The film takes place in the world of art and art auctions, centered around the world aging, OCD-afflicted Virgil Oldman (Geoffrey Rush) and his day job: evaluating art pieces, and auctioning them off at high-end houses. (It’s a curious choice of name, by the way, for the lead character; every time someone mentions “Mr. Oldman” – which is frequent – we can’t help but think of Gary. One wonders if Tornatore had that actor in mind when he wrote the script.)

It may seem like a traditionally honest profession, but Virgil isn’t exactly honest: he undervalues pieces he would like to obtain for himself, and then signals to his partner in the audience (played by Donald Sutherland) when to bid on them (“this item will go to the best offer…”). 

It doesn’t seem like someone could get away with this for long – surely, some owner would insist on another evaluation – but this is used for character development rather than being a focal point of the story. Virgil, a lonely and isolated man, is interested in one particular kind of artwork, and has a secret room in his home with portraits of women.

He also follows some strict precedents: he always wears a pair of leather gloves, and turns down a piece of cake – which he would otherwise enjoy – because it is a few hours shy of his birthday. On his birthday, he also (per tradition) answers the first telephone call of the day at his office instead of his assistant. 

On the other line is a young woman, Claire Ibbetson (Sylvia Hoeks), who begs Virgil to come by her parent’s estate to evaluate their belongings for a future auction. He visits her home only to be stood up, and returns to be stood up again. He doesn’t suffer fools gladly, but begins to evaluate her belongings after only speaking to her on the phone. 

Claire, you see, is a recluse with debilitating agoraphobia: she hasn’t left her home, or had any interaction with outsiders, for twenty years. Originally frustrated, Virgil slowly becomes fascinated by her, having conversations behind a closed door, spying on her through a crack, trying to get through to her and get her to come outside…

And just as Virgil is drawn to Clare, so are we to the film, slowly becoming compelled to find out just where this story is going. Touching, heartfelt, and melancholy (but never manipulative), Tornatore carefully strings us along until the quietly devastating conclusion. 

Geoffrey Rush is terrific in the lead, a surprisingly rare occurrence for the actor who won the Oscar for Best Actor in 1995’s Shine (since, he’s only been asked to carry Quills and The Life and Death of Peter Sellers, though he’s had significant supporting work in films like The King’s Speech). It’s a low-key performance that, like the film, slowly grows on us; we don’t expect to like this character at the start, but are surprised how much we care for his plight by the climax. 

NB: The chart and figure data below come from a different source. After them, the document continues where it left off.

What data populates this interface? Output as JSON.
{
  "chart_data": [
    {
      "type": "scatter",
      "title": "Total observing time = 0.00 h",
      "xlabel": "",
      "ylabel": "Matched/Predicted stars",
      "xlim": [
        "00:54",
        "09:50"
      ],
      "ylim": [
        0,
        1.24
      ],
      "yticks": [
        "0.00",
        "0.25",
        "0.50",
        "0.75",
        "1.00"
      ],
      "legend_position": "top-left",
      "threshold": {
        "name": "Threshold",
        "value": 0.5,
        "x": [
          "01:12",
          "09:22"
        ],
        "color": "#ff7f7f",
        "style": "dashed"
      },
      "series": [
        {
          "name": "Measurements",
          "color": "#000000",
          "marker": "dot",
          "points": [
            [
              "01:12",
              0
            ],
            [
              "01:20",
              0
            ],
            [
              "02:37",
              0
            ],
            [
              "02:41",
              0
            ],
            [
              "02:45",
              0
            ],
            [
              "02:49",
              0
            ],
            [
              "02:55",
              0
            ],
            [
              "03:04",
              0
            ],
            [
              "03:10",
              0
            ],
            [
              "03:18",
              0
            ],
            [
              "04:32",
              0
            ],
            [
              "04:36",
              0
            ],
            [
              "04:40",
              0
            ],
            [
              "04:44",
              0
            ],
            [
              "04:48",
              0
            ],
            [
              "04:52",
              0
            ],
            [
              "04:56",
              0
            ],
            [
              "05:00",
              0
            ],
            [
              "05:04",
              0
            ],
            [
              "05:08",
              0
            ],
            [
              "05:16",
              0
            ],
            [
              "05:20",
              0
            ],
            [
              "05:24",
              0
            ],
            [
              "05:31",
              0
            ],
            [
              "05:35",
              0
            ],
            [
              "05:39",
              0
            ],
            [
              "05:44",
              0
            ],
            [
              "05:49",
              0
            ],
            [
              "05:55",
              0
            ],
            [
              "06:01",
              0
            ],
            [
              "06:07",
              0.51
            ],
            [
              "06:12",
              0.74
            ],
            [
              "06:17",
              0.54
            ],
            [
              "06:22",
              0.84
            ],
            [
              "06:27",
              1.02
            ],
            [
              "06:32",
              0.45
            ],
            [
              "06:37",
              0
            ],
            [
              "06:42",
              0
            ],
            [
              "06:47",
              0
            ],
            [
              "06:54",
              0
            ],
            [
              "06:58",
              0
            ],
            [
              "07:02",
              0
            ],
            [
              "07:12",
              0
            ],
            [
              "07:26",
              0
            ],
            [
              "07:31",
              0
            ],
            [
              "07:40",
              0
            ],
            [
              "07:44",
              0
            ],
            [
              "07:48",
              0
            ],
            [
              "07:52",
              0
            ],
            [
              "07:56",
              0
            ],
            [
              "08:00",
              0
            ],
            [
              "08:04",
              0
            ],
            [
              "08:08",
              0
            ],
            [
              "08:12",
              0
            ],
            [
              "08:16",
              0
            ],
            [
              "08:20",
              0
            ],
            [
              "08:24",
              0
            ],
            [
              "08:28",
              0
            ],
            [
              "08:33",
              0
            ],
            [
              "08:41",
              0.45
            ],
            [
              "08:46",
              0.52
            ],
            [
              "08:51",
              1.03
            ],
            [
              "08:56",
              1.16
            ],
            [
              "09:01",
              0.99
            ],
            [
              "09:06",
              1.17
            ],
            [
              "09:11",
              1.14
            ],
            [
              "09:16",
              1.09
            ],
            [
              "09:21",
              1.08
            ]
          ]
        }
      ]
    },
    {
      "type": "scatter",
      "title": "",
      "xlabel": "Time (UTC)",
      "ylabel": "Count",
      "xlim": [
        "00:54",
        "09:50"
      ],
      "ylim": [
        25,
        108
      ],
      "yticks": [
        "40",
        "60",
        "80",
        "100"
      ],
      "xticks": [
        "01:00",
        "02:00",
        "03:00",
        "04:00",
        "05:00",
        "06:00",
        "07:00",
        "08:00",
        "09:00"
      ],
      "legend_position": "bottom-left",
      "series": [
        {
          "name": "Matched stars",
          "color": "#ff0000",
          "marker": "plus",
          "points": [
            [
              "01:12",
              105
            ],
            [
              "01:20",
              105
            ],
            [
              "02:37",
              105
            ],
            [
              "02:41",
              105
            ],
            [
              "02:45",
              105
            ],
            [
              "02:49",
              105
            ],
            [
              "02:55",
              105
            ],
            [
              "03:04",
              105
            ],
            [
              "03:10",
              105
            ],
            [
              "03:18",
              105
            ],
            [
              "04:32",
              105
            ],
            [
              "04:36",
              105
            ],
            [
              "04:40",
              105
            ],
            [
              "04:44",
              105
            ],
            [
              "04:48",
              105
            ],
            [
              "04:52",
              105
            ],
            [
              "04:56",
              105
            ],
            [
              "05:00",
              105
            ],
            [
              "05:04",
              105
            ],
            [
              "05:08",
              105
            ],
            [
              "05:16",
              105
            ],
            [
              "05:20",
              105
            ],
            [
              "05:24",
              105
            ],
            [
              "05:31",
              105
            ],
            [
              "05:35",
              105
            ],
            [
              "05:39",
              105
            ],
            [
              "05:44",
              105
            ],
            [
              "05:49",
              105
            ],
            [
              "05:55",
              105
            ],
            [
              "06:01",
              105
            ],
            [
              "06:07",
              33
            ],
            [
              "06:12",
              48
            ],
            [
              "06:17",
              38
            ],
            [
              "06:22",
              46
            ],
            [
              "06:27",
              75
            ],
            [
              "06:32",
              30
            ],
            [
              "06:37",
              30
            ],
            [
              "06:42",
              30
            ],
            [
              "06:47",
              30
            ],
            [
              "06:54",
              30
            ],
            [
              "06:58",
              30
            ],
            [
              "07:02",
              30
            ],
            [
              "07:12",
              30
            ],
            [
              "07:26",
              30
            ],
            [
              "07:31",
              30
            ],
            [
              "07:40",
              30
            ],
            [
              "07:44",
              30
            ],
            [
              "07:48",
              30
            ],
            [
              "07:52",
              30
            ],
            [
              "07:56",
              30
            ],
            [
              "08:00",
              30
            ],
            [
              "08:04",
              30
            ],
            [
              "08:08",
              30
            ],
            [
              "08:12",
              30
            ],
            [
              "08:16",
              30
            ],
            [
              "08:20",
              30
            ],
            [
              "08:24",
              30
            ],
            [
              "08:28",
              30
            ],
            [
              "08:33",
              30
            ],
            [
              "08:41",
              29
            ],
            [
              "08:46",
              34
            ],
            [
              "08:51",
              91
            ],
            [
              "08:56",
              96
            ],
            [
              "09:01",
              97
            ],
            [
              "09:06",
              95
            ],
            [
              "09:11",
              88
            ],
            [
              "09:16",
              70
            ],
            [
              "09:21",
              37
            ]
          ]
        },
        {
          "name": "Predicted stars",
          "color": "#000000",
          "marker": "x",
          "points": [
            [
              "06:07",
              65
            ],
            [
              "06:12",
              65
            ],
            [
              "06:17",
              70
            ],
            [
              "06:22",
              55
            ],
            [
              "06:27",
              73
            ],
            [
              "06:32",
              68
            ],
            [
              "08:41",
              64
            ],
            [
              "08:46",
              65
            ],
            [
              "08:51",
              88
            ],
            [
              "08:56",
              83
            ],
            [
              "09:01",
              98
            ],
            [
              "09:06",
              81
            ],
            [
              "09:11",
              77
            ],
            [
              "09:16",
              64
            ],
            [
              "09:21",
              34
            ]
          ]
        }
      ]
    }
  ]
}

Jim Sturgess plays a key role as Robert, a tinkerer who Virgil confides in and slowly delivers mechanical parts to in an automaton-building subplot that recalls Hugo

The final sequence in The Best Offer was filmed in Prague’s Old Town, with the recently-closed Pivnice U Milosrdných, decadently outfitted with a series of clocks, filling in for the story’s key location. Other European locales included Rome, Milan (and elsewhere in Italy), and Vienna, all gorgeously captured by cinematographer Fabio Zamarion.

The excellent original soundtrack, with those haunting vocals (and, surprisingly, a dash of 1970s Italian giallo), was composed by Ennio Morricone and performed by the Czech National Symphony Orchestra.